Вечер подбирался издалека — приглушая свет, наполняя пустыню странной тишиной, гася бормотание и без того скудной жизни. Тень у подножия утесов мало-помалу ширилась — синела, серела, проявляя неведомые выступы и впадины. Казалось, ночь не спускается с неба, но поднимается от земли, неся смертельную тоску, пронизывающую больше, чем холод, тоску бесцветную, тоску такую, что хоть волком вой.

Я обернулся к отцу и улыбнулся:

— Я замечаю, что ты решил странствовать со мной. Поедешь до самого Лондона?

— А вдруг я тебе пригожусь, а?

— Ты перестанешь приходить к маме?

— На время.

— Ей будет грустно.

— Она грустила и до того, как я ей сказал об этом: она скучает по тебе, Саад.

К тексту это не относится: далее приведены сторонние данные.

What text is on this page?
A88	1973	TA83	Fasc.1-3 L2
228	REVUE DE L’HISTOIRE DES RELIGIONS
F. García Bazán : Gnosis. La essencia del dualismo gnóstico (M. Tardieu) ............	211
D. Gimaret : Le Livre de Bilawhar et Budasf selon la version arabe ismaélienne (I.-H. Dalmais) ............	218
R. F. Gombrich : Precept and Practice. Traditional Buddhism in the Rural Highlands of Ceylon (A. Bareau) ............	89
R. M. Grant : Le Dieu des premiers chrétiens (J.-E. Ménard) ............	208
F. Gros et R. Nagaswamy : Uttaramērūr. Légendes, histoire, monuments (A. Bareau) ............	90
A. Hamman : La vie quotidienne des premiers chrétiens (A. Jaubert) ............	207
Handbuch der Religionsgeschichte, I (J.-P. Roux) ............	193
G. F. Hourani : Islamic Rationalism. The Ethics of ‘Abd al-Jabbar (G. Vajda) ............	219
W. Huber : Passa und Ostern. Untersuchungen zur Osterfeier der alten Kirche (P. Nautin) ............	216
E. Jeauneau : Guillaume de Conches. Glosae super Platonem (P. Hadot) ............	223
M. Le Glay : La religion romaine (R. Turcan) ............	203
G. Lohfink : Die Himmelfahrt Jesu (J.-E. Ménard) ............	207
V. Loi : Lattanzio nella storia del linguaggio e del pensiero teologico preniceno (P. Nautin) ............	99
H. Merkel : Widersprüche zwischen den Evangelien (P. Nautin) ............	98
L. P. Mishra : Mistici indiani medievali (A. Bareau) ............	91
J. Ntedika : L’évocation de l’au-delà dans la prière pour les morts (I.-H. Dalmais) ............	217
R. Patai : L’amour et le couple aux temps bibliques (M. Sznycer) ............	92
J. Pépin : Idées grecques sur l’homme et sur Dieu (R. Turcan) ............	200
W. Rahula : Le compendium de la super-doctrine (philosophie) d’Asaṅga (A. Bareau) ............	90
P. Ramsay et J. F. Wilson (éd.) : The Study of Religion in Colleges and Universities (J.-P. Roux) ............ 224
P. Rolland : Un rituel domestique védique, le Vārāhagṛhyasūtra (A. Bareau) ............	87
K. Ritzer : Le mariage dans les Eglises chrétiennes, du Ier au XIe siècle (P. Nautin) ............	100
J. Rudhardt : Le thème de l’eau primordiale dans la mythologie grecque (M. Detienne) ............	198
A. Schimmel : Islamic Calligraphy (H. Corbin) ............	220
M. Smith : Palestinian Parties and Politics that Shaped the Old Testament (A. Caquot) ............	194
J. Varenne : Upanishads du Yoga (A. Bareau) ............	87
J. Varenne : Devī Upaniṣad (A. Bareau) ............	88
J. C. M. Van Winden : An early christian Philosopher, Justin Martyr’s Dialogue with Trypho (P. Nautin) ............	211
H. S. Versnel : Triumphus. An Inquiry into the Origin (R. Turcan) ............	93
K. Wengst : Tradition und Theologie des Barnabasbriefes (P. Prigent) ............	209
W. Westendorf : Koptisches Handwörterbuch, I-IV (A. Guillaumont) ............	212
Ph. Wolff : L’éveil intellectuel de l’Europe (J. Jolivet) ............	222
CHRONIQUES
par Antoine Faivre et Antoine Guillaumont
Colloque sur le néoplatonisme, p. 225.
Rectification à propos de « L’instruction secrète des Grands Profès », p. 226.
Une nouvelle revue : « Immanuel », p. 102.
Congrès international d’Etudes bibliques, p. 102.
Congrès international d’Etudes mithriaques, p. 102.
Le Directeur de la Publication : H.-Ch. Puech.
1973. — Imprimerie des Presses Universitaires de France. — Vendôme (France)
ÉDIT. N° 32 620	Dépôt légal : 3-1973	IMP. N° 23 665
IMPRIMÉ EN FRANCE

Внезапно мне стало так стыдно за то пьянящее чувство бегства из Багдада, что я испытал в начале странствия. Папа заметил эту ностальгию, приправленную чувством вины, и стал балагурить:

— Да что толку, мать твоя как при жизни меня не слушала, так и теперь слушает не больше. Рядом ли я, далеко ли, она пропускает мои слова мимо ушей и рассуждает вместо меня. Так что я заявил ей, что будет больше пользы, если я пойду с тобой, сын.

— Спасибо.

— Не спеши радоваться. Я сопровождаю тебя, но не одобряю предпринятую тобой экскурсию. Я сужу ее весьма сурово. Ты не образец, мой сын!

— Не образец чего?

— Не образец иракца. Представь, что все поступят как ты: Ирака не будет.

— Да Ирака и так нет.

— Сын!

— Прежде чем стать образцовым иракцем, мне бы хотелось стать образцовым человеком. Я хочу иметь возможность трудиться, зарабатывать деньги, помогать семье, содержать женщин, работающих по дому, и детей, которым надо учиться. Ты считаешь мое поведение недостойным?

— Нет, но я думал о стране…

— Ты не прав. Что такое страна? Случайность, которой я ничем не обязан.

— Сын, не морочь мне голову! Поездка, которую я по-прежнему не одобряю, начинается плохо, с парой никчемных балбесов и грузом, который всучил вам подлый Фахд!

— Что? Перевоз предметов искусства? Бывает и похуже.